Carell stars as Dan – a mild mannered widower dutifully taking care of his three daughters and writing an advice column for the local newspaper.  However, Dan’s life is starting to reach a crossroads.  During the family’s annual get together, Dan meets a beautiful and mysterious woman, Marie (Juliette Binoche), in a local bookstore.  Sparks fly and they plan to get together again.  However, they end up seeing each other at the family cabin when it turns out Marie is the new girlfriend of Dan’s brother, Mitch (Dane Cook). 

Can Marie and Dan end it out of consideration for Mitch, or is it destiny and someone is on their way to getting hurt and heartbroken?

Dan In Real Life is bland.  For all of its attempts to be kind of quirky and have more of an indie film feel (complete with off beat soundtrack and a mildly taboo conflict), co-writer/director Peter Hedges and co-writer Pierce Gardener have difficulty capturing the audience’s heart and soul.  The comedy is mostly slapstick and predictable, more on the level of Three’s Company than The Office (not classic Three’s Company with Suzanne Somers and The Ropers, but more like not so classic Three’s Company with Cindy and Mr.

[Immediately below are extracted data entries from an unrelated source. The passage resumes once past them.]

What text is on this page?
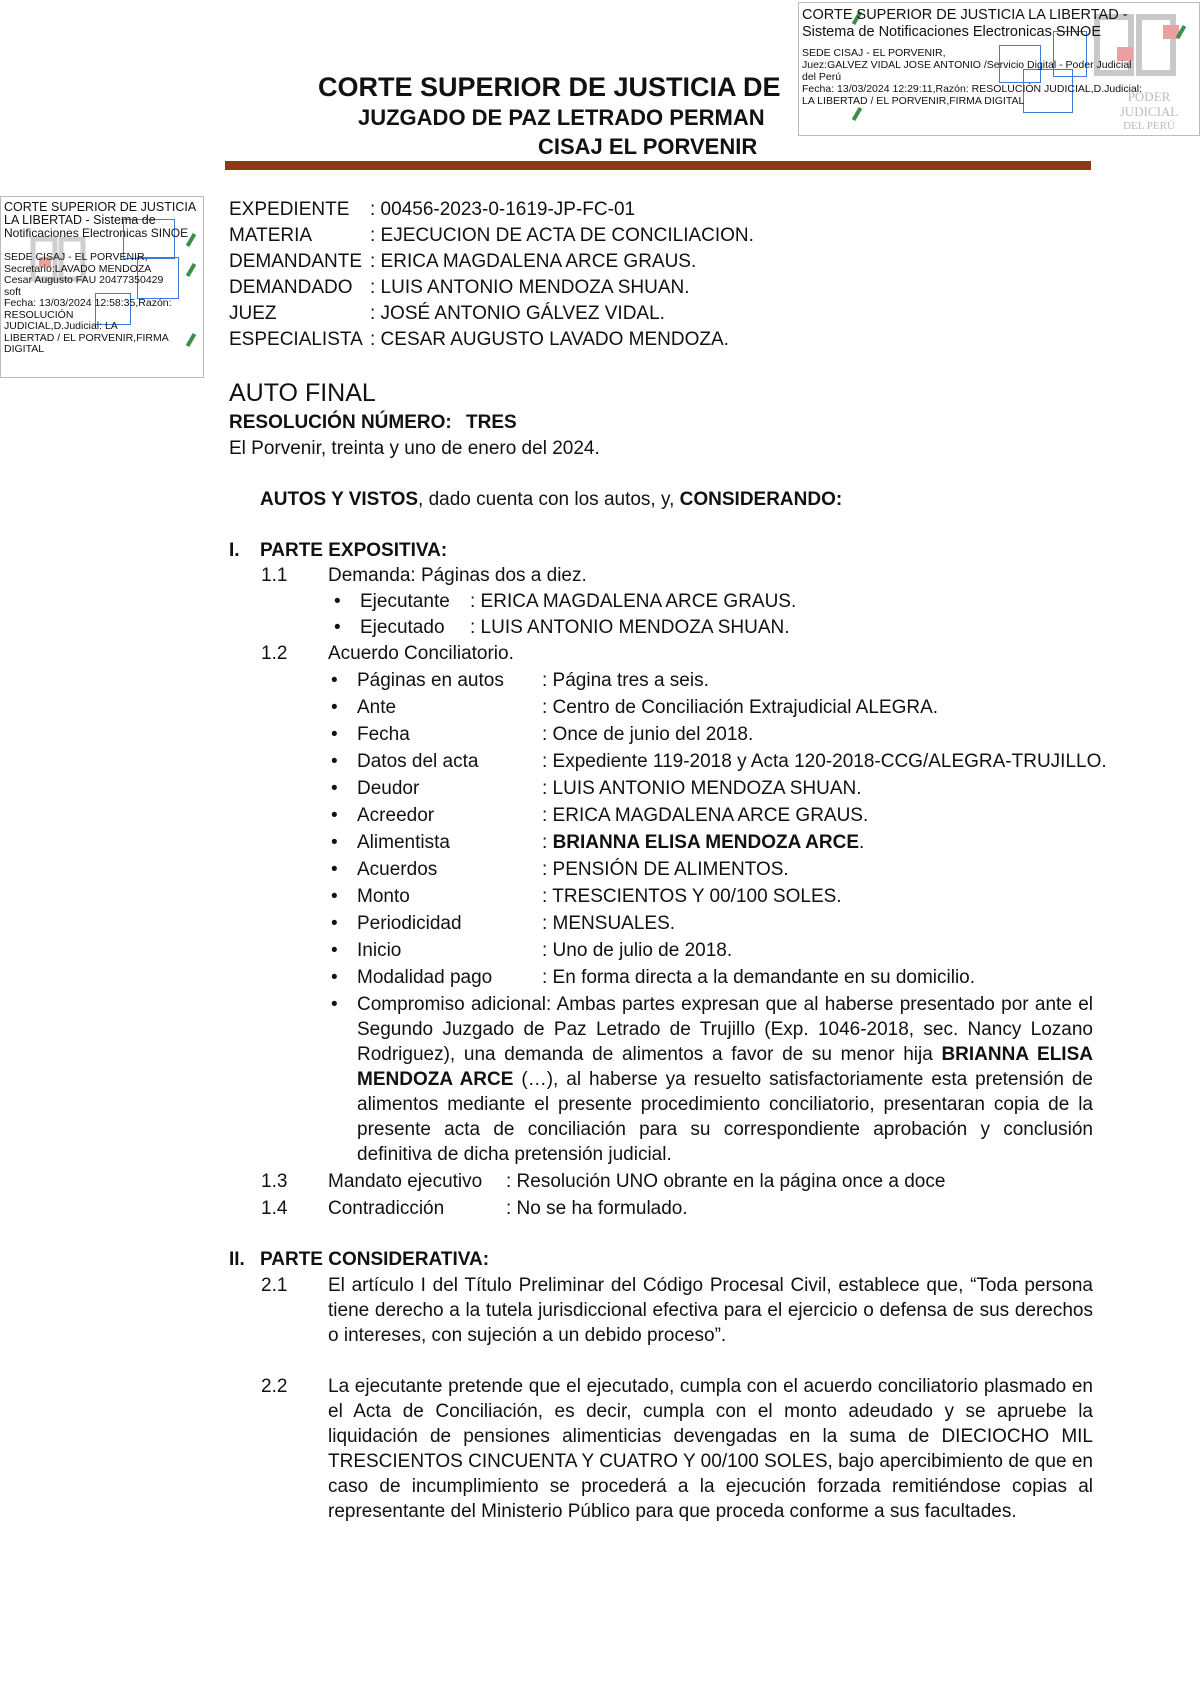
CORTE SUPERIOR DE JUSTICIA DE
JUZGADO DE PAZ LETRADO PERMAN
CISAJ EL PORVENIR
PODER JUDICIAL
DEL PERÚ
CORTE SUPERIOR DE JUSTICIA LA LIBERTAD -
Sistema de Notificaciones Electronicas SINOE
SEDE CISAJ - EL PORVENIR,
Juez:GALVEZ VIDAL JOSE ANTONIO /Servicio Digital - Poder Judicial
del Perú
Fecha: 13/03/2024 12:29:11,Razón: RESOLUCIÓN JUDICIAL,D.Judicial:
LA LIBERTAD / EL PORVENIR,FIRMA DIGITAL
CORTE SUPERIOR DE JUSTICIA
LA LIBERTAD - Sistema de
Notificaciones Electronicas SINOE
SEDE CISAJ - EL PORVENIR,
Secretario:LAVADO MENDOZA
Cesar Augusto FAU 20477350429
soft
Fecha: 13/03/2024 12:58:35,Razón:
RESOLUCIÓN
JUDICIAL,D.Judicial: LA
LIBERTAD / EL PORVENIR,FIRMA
DIGITAL
EXPEDIENTE : 00456-2023-0-1619-JP-FC-01
MATERIA	: EJECUCION DE ACTA DE CONCILIACION.
DEMANDANTE : ERICA MAGDALENA ARCE GRAUS.
DEMANDADO : LUIS ANTONIO MENDOZA SHUAN.
JUEZ	: JOSÉ ANTONIO GÁLVEZ VIDAL.
ESPECIALISTA : CESAR AUGUSTO LAVADO MENDOZA.
AUTO FINAL
RESOLUCIÓN NÚMERO: TRES
El Porvenir, treinta y uno de enero del 2024.
AUTOS Y VISTOS, dado cuenta con los autos, y, CONSIDERANDO:
I. PARTE EXPOSITIVA:
1.1 Demanda: Páginas dos a diez.
• Ejecutante : ERICA MAGDALENA ARCE GRAUS.
• Ejecutado : LUIS ANTONIO MENDOZA SHUAN.
1.2 Acuerdo Conciliatorio.
• Páginas en autos : Página tres a seis.
• Ante	: Centro de Conciliación Extrajudicial ALEGRA.
• Fecha	: Once de junio del 2018.
• Datos del acta	: Expediente 119-2018 y Acta 120-2018-CCG/ALEGRA-TRUJILLO.
• Deudor	: LUIS ANTONIO MENDOZA SHUAN.
• Acreedor	: ERICA MAGDALENA ARCE GRAUS.
• Alimentista	: BRIANNA ELISA MENDOZA ARCE.
• Acuerdos	: PENSIÓN DE ALIMENTOS.
• Monto	: TRESCIENTOS Y 00/100 SOLES.
• Periodicidad	: MENSUALES.
• Inicio	: Uno de julio de 2018.
• Modalidad pago	: En forma directa a la demandante en su domicilio.
• Compromiso adicional: Ambas partes expresan que al haberse presentado por ante el Segundo Juzgado de Paz Letrado de Trujillo (Exp. 1046-2018, sec. Nancy Lozano Rodriguez), una demanda de alimentos a favor de su menor hija BRIANNA ELISA MENDOZA ARCE (…), al haberse ya resuelto satisfactoriamente esta pretensión de alimentos mediante el presente procedimiento conciliatorio, presentaran copia de la presente acta de conciliación para su correspondiente aprobación y conclusión definitiva de dicha pretensión judicial.
1.3 Mandato ejecutivo : Resolución UNO obrante en la página once a doce
1.4 Contradicción	: No se ha formulado.
II. PARTE CONSIDERATIVA:
2.1 El artículo I del Título Preliminar del Código Procesal Civil, establece que, “Toda persona tiene derecho a la tutela jurisdiccional efectiva para el ejercicio o defensa de sus derechos o intereses, con sujeción a un debido proceso”.
2.2 La ejecutante pretende que el ejecutado, cumpla con el acuerdo conciliatorio plasmado en el Acta de Conciliación, es decir, cumpla con el monto adeudado y se apruebe la liquidación de pensiones alimenticias devengadas en la suma de DIECIOCHO MIL TRESCIENTOS CINCUENTA Y CUATRO Y 00/100 SOLES, bajo apercibimiento de que en caso de incumplimiento se procederá a la ejecución forzada remitiéndose copias al representante del Ministerio Público para que proceda conforme a sus facultades.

Furley).  Then, the drama and emotional parts of the movie are just dropped in without much explanation because Hedges feels the formula calls for us to cry a little bit. 

Worst of all, it feels like Dan In Real Life has been put together on the fly with questionable to non-existent character motivations for their behavior.  Dan and Marie battle because Hedges and Gardner feel it is time, or look all googly-eyed at each other because it is time, not because it is based on the action or dialogue that came before it or after it.                

Carell does everything he can to win over the audience, and has an amazing amount of charisma as well as a bank of audience goodwill to draw on, but he can’t do enough to overcome the weak story (and should save some of that goodwill for a rainy day, or draw on it for a better project).  He gamely dances silly, acts like a guy losing control and shows us the sadness underneath his smiling exterior, but the script doesn’t help build him up, give us enough about Dan’s history or his relationship with the rest of his family beyond the obvious.

If you met Dan In Real Life, you would probably keep moving along as if you never saw him.  You might want to have the same approach with this movie.